OVERVIEW: Tendon collagen fibril degradation is commonly seen in tendons of diabetics, but the mechanisms responsible for these changes remain to be elucidated. We have demonstrated that streptozotocin (STZ)-induced diabetes increases tendon cell proliferation and collagen content. In the present study, we evaluated that impact of STZ-induced diabetes on mRNA transcripts involved with collagen fibril organization, extracellular matrix (ECM) remodeling, apoptosis, and proliferation. MATERIALS AND METHODS: Rats were divided into four groups: nondiabetic (control, n = 9), 1 week (acute, n = 8) or 10 weeks of diabetes (chronic, n = 7), and 10 weeks of diabetes with insulin (insulin, n = 8). RNA was isolated from the patellar tendon for determination of mRNA transcripts using droplet digital PCR (ddPCR). RESULTS: Transcripts for Col1a1, Col3a1, Mmp2, Timp1, Scx, Tnmd, Casp3, Casp8, and Ager were lower in acute relative to control and insulin rats (p ≤ 0.05). With the exception of Scx, transcripts for Col1a1, Col3a1, Mmp2, Timp1, Tnmd, Casp3, Casp8, and Ager were also lower in chronic when compared to control (p < 0.05).
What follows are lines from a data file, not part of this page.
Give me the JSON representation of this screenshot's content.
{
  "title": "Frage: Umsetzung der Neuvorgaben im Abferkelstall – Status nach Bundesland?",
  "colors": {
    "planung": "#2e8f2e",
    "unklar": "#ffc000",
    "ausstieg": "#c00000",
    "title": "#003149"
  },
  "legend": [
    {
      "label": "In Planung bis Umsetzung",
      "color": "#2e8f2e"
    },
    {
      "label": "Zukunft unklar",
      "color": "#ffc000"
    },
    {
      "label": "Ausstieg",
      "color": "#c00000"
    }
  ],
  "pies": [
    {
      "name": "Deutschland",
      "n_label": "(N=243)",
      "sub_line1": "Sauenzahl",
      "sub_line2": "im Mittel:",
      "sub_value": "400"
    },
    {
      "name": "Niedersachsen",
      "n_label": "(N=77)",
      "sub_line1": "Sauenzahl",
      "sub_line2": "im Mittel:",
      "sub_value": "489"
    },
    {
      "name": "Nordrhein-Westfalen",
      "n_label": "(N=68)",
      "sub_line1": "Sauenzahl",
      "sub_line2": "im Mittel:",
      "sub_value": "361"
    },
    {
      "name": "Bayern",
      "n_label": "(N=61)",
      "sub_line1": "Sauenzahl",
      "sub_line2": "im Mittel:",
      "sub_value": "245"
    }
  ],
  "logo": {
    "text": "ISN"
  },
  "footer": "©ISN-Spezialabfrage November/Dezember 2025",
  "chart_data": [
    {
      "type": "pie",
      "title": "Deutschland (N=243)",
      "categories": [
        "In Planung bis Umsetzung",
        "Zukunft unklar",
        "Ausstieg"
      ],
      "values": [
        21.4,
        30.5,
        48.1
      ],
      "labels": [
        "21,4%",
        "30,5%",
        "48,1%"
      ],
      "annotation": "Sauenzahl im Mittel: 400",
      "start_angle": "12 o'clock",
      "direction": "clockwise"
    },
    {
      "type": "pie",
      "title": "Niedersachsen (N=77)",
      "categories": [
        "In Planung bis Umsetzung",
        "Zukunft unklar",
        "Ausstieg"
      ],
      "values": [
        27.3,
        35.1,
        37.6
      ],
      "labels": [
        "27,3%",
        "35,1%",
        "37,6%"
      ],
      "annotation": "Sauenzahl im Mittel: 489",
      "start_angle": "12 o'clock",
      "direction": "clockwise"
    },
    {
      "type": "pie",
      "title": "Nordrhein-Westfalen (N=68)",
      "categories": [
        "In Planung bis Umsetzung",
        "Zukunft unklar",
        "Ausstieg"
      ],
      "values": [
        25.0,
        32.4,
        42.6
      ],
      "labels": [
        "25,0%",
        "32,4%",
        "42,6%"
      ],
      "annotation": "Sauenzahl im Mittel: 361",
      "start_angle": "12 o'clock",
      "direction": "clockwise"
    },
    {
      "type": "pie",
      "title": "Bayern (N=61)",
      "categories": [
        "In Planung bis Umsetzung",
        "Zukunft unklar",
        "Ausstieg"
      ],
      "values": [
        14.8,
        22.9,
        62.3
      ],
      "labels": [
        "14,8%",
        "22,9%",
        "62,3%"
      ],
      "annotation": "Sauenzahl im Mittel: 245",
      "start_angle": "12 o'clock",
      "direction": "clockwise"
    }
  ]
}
Transcripts for Col1a1, Col3a1, Mmp2, Timp1, Tnmd, Casp3, Casp8, and Ager were not different between control and insulin (p > 0.05). Transcripts for Dcn, Mmp1a, Mmp9, Pcna, Tgfbr3, Ptgs2, Ptger2, Ptges, and iNos were not altered by diabetes or insulin (p > 0.05). CONCLUSION: Our findings indicated that STZ-induced diabetes results in rapid and large changes in the expression of several genes that are key to ECM remodeling, maintenance, and maturation.